In theory this tool is applicable to other newer architectures (mainly 64-bit), but currently the only relocations it supports are for arm64, and it assumes a 64-bit little-endian target. If the latter limitation is ever to be changed, we'll need a way to tell the tool what format the image is in. Eventually this may be replaced by a tool that uses libelf or similar and operates directly on the ELF file. I've written some code for such an approach but libelf does not make it easy to poke addresses by memory address (rather than by section), and I was hesitant to write code to manually parse the program headers and do the update outside of libelf (or to iterate over sections) -- especially since it wouldn't get test coverage on things like binaries with multiple PT_LOAD segments. This should be good enough for now to let the manual relocation stuff be removed from the arm64 patches.
Can you clarify what makes this tool beneficial as opposed to e.g. doing an objcopy from .elf to binary? After all, if we're going to relocate at build time from address A to B, why not directly build for address B, objcopy the resulting ELF and be done with it?

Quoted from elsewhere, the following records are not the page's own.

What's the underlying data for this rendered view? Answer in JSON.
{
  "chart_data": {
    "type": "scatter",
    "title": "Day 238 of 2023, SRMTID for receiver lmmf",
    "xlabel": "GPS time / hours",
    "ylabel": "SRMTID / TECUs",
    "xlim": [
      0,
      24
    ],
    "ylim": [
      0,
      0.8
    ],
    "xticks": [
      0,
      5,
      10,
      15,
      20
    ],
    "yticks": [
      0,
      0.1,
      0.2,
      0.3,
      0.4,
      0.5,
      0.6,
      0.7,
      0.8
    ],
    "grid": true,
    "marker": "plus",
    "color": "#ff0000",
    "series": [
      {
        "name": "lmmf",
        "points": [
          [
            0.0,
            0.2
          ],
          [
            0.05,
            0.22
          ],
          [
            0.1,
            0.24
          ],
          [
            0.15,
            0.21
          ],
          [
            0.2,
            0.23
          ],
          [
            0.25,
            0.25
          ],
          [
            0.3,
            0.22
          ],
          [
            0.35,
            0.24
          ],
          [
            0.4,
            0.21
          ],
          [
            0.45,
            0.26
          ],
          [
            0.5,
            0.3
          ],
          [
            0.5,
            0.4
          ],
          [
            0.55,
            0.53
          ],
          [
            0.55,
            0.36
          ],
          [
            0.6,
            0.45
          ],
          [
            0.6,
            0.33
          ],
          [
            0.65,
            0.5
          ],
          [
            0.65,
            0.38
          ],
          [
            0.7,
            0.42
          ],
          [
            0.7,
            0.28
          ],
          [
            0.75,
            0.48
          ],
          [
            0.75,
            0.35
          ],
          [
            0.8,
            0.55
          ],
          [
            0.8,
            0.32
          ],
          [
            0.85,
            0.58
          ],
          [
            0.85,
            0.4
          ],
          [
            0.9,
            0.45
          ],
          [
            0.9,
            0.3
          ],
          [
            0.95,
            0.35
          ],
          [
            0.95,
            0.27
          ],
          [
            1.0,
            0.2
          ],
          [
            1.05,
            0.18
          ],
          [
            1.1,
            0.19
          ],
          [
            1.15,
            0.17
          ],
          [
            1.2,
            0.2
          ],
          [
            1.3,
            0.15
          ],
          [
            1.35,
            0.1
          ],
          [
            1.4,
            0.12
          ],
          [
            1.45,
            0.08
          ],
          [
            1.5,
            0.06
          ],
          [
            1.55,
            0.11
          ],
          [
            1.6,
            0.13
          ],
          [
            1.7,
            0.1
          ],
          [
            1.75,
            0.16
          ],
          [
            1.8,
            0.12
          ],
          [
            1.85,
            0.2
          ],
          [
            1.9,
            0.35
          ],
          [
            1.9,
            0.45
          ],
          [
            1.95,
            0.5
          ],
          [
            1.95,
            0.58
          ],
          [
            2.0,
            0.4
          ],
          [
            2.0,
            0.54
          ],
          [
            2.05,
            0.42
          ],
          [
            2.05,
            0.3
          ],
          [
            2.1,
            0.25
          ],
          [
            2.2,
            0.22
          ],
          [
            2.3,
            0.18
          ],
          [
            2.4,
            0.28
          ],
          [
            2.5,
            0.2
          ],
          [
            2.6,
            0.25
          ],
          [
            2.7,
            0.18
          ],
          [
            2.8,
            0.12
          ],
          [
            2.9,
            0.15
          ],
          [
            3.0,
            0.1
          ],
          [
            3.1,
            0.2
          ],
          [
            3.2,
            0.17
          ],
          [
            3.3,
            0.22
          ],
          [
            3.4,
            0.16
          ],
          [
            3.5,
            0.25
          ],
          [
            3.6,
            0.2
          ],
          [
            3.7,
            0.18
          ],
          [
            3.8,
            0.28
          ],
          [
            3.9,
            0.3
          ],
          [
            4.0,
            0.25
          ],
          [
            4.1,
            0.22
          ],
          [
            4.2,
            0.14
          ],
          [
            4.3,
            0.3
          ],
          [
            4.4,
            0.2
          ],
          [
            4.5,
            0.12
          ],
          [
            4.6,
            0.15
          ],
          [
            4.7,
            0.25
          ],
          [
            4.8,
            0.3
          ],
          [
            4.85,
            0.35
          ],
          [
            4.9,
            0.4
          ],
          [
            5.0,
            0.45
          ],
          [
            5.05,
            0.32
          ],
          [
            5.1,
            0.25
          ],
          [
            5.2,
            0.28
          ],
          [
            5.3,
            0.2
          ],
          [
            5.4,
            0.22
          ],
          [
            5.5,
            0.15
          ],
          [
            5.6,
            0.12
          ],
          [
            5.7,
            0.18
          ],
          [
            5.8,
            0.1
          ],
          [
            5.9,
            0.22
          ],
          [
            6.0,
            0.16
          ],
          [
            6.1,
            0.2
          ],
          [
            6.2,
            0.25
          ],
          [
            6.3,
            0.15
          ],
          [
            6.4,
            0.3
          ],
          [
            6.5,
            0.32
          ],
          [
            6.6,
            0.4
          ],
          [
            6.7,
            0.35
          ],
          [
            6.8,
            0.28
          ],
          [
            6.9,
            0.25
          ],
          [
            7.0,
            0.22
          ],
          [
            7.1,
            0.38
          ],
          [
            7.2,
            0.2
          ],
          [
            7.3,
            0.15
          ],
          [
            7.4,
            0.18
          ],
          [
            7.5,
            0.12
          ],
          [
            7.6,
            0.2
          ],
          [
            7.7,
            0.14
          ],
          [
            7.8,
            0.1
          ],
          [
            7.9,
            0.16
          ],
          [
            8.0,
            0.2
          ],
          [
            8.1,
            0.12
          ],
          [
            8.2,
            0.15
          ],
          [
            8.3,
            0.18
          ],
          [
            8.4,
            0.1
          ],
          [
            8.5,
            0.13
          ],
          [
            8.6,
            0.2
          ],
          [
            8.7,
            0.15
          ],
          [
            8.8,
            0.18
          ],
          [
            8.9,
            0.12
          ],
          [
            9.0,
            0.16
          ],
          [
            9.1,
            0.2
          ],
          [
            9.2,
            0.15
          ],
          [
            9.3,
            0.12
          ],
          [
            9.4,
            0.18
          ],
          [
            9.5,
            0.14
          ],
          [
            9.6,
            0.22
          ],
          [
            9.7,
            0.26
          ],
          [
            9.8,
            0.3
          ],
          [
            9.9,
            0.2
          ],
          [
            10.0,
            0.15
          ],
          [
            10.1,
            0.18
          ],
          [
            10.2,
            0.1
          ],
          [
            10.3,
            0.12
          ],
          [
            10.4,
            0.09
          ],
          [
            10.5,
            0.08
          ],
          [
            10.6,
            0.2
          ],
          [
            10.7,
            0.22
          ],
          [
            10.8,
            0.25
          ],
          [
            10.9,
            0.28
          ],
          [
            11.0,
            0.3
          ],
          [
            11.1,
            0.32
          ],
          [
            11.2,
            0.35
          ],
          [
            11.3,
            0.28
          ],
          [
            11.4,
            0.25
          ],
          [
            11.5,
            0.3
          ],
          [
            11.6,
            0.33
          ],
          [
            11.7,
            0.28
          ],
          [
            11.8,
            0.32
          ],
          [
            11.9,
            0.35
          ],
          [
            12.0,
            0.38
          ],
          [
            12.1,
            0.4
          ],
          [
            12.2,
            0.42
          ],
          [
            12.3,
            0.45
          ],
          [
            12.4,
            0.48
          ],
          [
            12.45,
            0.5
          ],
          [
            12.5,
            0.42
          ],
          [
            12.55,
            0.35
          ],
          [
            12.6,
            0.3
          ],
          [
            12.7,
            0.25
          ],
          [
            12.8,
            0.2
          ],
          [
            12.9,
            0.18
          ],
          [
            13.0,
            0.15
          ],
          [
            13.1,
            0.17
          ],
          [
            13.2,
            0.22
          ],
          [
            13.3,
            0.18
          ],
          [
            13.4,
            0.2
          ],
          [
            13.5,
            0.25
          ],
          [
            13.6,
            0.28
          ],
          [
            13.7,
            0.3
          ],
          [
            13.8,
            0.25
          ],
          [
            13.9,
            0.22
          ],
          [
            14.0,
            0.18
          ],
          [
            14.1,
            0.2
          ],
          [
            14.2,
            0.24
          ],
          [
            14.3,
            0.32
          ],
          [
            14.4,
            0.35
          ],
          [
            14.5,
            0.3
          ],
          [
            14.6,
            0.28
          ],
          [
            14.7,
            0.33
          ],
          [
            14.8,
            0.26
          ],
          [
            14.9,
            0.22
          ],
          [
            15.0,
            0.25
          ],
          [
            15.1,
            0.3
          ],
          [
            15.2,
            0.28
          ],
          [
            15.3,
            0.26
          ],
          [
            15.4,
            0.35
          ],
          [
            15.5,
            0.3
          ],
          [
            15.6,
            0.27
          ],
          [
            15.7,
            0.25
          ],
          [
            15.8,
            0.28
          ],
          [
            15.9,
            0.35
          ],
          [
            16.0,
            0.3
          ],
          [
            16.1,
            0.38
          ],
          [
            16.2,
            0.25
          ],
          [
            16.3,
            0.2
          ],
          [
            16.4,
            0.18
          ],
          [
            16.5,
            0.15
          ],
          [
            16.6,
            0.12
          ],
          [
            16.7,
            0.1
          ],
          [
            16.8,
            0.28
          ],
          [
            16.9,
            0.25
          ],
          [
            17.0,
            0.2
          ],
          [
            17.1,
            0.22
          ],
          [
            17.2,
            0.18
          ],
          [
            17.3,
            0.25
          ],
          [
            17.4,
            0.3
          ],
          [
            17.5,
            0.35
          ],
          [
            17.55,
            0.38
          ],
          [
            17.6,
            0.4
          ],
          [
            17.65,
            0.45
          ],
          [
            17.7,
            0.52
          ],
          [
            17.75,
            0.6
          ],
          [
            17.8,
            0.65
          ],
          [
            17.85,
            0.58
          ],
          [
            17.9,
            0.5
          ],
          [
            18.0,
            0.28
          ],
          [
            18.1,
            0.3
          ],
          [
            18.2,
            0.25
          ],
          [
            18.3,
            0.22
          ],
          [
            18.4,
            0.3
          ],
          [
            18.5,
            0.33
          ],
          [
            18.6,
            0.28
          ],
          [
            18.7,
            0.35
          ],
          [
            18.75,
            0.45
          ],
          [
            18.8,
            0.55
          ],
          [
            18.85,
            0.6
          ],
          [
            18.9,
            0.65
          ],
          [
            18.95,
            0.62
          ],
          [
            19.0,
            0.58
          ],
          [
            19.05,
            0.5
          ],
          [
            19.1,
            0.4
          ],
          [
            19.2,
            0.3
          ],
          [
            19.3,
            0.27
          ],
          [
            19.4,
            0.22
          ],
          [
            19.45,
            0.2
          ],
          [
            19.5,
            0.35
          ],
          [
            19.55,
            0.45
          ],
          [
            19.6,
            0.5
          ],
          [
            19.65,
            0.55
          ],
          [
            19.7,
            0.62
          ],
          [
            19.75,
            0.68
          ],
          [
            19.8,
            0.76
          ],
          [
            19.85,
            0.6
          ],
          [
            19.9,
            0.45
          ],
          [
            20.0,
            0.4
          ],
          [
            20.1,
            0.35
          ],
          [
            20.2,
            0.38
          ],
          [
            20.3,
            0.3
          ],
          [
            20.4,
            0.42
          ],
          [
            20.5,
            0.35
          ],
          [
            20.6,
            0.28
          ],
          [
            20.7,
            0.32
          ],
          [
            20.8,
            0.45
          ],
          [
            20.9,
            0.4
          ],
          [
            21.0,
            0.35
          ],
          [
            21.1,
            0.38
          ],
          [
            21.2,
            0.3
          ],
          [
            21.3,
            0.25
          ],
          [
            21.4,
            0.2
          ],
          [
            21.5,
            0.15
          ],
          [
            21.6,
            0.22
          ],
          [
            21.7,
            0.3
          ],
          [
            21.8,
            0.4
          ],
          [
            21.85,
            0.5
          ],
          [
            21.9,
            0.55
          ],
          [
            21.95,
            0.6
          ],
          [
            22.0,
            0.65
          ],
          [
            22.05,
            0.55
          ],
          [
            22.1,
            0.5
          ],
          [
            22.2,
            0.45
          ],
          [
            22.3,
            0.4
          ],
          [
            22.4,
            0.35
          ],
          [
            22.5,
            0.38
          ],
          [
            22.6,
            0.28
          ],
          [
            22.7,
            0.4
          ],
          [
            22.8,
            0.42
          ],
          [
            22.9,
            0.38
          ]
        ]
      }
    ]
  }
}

We do use objcopy, but it doesn't apply the relocations. It doesn't matter what address we build for; if the relocations aren't applied, all to-be-relocated pointers will be zero.
Thanks Scott fot the heads-up. I have found the arm64 ABI and traced it back to this URL:
http://infocenter.arm.com/help/index.jsp?topic=/com.arm.doc.ihi0056b/index.html
(Somehow the document can be read in Firefox but evince chokes on it)
I see that some relocation types are deemed mandatory (4.6.1, page 13) and the way I read it, R_AARCH64_RELATIVE should be one of them...
I'll have a stab at investigating both binutil and gcc.
Meanwhile, even if we end up being able to use R_AARCH64_RELATIVE, part of the patch series will remain useful, notably the filtering in the makefile. I would just like a note added somewhere stating that this is hopefully an interim solution until R_AARCH64_RELATIVE is available.